Suddiviso in sei capitoli (Abbraccio, Fine, Piano, Sogno, Accetta, Lasciare), “Lasciarsi un giorno a Roma” (ben sceneggiato da Leo insieme a Marco Bonini, Damiano Bruè e Lisa Ricciardi) conferma ancora la sensibilità e la capacità dell’attore/regista di raccontare storie. Affrontando il tema dell’incomunicabilità che dilaga nella società, è una riflessione sull’amore e il suo eterno mistero: i sentimenti che cambiano nel tempo senza che uno se ne accorge, o fa finta di non vedere. E poi la difficoltà di separarsi, e affrontare scomode verità. Come ha sottolineato lo stesso Leo: “Spesso c’è più paura a lasciarsi che voglia di stare insieme. E dopo tanti anni di convivenza ti poni questa domanda”. Insomma, è una specie di Storia di un matrimonio però molto meno claustrofobico, immerso tra i vicoli di una Roma magica illuminata dalla fotografia di Fabio Zamarion.
“Lasciarsi un giorno a Roma” è una storia d’amore spezzata che farà sentire “a casa” chiunque abbia vissuto una separazione.
Ad arricchire la succulenta proposta di queste giornate cinematografiche è anche “One second“, che segna un ritorno alla grande per il prolifico regista cinese Zhang Yimou (La strada verso casa, Lettere di uno sconosciutoe il meraviglioso Lanterne Rosse): una profonda, delicata e anche commovente dichiarazione d’amore al cinema, alla “macchina dei sogni”.
Racconta di Zhang (Zhang Yi), evaso da un campo di lavoro forzato per poter rivedere la figlia impressa su uno dei fotogrammi di un cinegiornale. Zhang vaga per giorni nello sconfinato deserto per arrivare ad un villaggio dove il cinegiornale 22 verrà proiettato prima del film Heroic Sons and Daughters.

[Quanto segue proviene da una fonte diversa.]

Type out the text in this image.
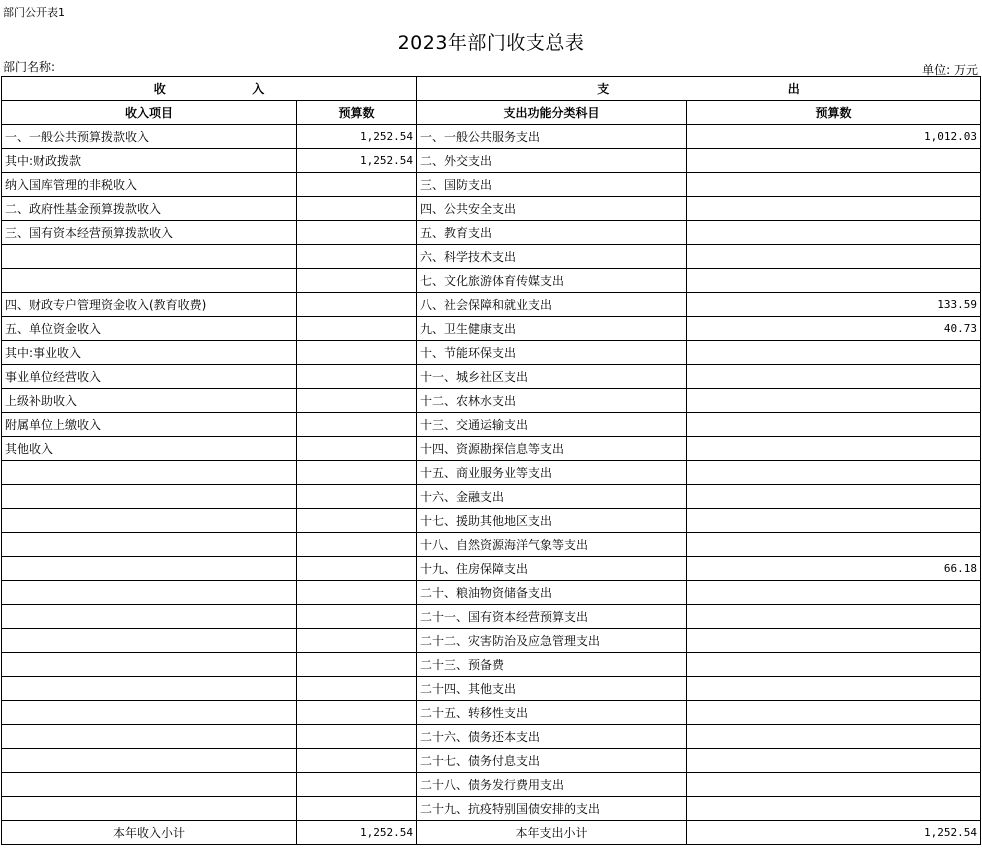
部门公开表1
2023年部门收支总表
部门名称:	单位: 万元
收 入		支 出	
收入项目	预算数	支出功能分类科目	预算数
一、一般公共预算拨款收入	1,252.54	一、一般公共服务支出	1,012.03
其中:财政拨款	1,252.54	二、外交支出	
纳入国库管理的非税收入		三、国防支出	
二、政府性基金预算拨款收入		四、公共安全支出	
三、国有资本经营预算拨款收入		五、教育支出	
		六、科学技术支出	
		七、文化旅游体育传媒支出	
四、财政专户管理资金收入(教育收费)		八、社会保障和就业支出	133.59
五、单位资金收入		九、卫生健康支出	40.73
其中:事业收入		十、节能环保支出	
事业单位经营收入		十一、城乡社区支出	
上级补助收入		十二、农林水支出	
附属单位上缴收入		十三、交通运输支出	
其他收入		十四、资源勘探信息等支出	
		十五、商业服务业等支出	
		十六、金融支出	
		十七、援助其他地区支出	
		十八、自然资源海洋气象等支出	
		十九、住房保障支出	66.18
		二十、粮油物资储备支出	
		二十一、国有资本经营预算支出	
		二十二、灾害防治及应急管理支出	
		二十三、预备费	
		二十四、其他支出	
		二十五、转移性支出	
		二十六、债务还本支出	
		二十七、债务付息支出	
		二十八、债务发行费用支出	
		二十九、抗疫特别国债安排的支出	
本年收入小计	1,252.54	本年支出小计	1,252.54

Poco prima della proiezione, però, la pizza viene rubata dall’orfana Liu (Liu Haocun), una ragazzina a cui serve la pellicola per costruire un paralume per il fratellino e per liberarsi da un gruppo di teppisti. La perde, per poi ritrovarla, e riperderla ancora, mentre al villaggio tutti attendono trepidanti la proiezione del film da parte di Mr. Cinema (Fan Wei), soprannome affettuoso dato al proiezionista. La pellicola viene rovinata per un banale incidente stradale. Sporca e impolverata, viene stesa, lavata e asciugata con cura da Mr. Cinema e tutte le persone lì presenti. Ciò a cui si assiste è un vero e proprio rito “sacro” preparatorio in funzione di una cerimonia che altro non è che la visione collettiva del brevissimo film in una sala cinematografica di fortuna.

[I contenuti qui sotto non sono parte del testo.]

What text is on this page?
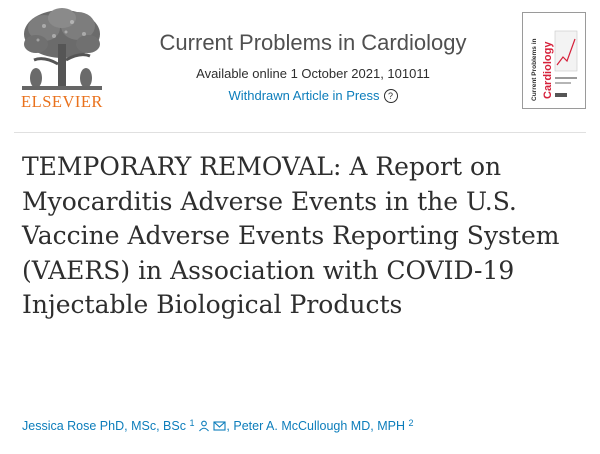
ELSEVIER
Current Problems in Cardiology
Available online 1 October 2021, 101011
Withdrawn Article in Press ?	Current Problems in Cardiology
TEMPORARY REMOVAL: A Report on Myocarditis Adverse Events in the U.S. Vaccine Adverse Events Reporting System (VAERS) in Association with COVID-19 Injectable Biological Products
Jessica Rose PhD, MSc, BSc $^1$	, Peter A. McCullough MD, MPH $^2$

Il cinema più che mai diventa evasione da una realtà opprimente e oscura – quale per il regista era il periodo della Rivoluzione Culturale cinese -, mentre per Zhang quell’unico secondo ha un significato ben più intimo e personale.

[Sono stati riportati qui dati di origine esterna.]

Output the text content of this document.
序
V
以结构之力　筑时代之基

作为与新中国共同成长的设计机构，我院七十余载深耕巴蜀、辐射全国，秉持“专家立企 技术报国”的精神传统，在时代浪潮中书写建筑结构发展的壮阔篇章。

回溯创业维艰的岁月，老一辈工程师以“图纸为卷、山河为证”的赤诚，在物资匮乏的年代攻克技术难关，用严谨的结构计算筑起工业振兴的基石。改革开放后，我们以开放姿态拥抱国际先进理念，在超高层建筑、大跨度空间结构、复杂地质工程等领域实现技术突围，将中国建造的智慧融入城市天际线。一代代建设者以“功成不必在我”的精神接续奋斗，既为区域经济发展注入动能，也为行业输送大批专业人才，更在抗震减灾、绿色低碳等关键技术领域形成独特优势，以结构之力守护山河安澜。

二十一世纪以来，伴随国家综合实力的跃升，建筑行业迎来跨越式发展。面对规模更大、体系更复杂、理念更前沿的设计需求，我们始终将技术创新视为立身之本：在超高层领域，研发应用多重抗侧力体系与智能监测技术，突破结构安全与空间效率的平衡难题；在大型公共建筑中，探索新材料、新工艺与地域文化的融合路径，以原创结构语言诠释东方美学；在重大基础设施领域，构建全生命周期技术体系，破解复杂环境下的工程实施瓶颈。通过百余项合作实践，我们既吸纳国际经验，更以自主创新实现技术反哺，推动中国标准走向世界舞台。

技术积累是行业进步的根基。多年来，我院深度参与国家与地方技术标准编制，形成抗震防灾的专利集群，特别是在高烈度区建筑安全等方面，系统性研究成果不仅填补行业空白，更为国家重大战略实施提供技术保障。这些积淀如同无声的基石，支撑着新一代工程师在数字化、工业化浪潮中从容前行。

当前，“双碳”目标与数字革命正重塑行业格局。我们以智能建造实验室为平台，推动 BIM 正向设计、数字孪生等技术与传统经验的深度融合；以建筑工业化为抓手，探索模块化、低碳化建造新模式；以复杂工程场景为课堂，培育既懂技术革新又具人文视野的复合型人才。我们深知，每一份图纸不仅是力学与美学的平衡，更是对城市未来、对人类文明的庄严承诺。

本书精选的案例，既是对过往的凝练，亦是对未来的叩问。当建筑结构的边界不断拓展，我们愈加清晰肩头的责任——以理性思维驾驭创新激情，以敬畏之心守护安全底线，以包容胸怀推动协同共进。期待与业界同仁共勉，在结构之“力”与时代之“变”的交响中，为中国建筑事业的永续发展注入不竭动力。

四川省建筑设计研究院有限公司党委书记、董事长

“One second” è il Cinema Paradiso del nuovo millennio.
Il regista mostra senza remore quanto la Rivoluzione Culturale in Cina sia stato un periodo segnato da povertà, crisi sociale e sofferenze tra le più atroci: coraggio che è probabile sia stata la causa delle censure che hanno colpito il film e determinato il suo ritiro dalla Berlinale 2019.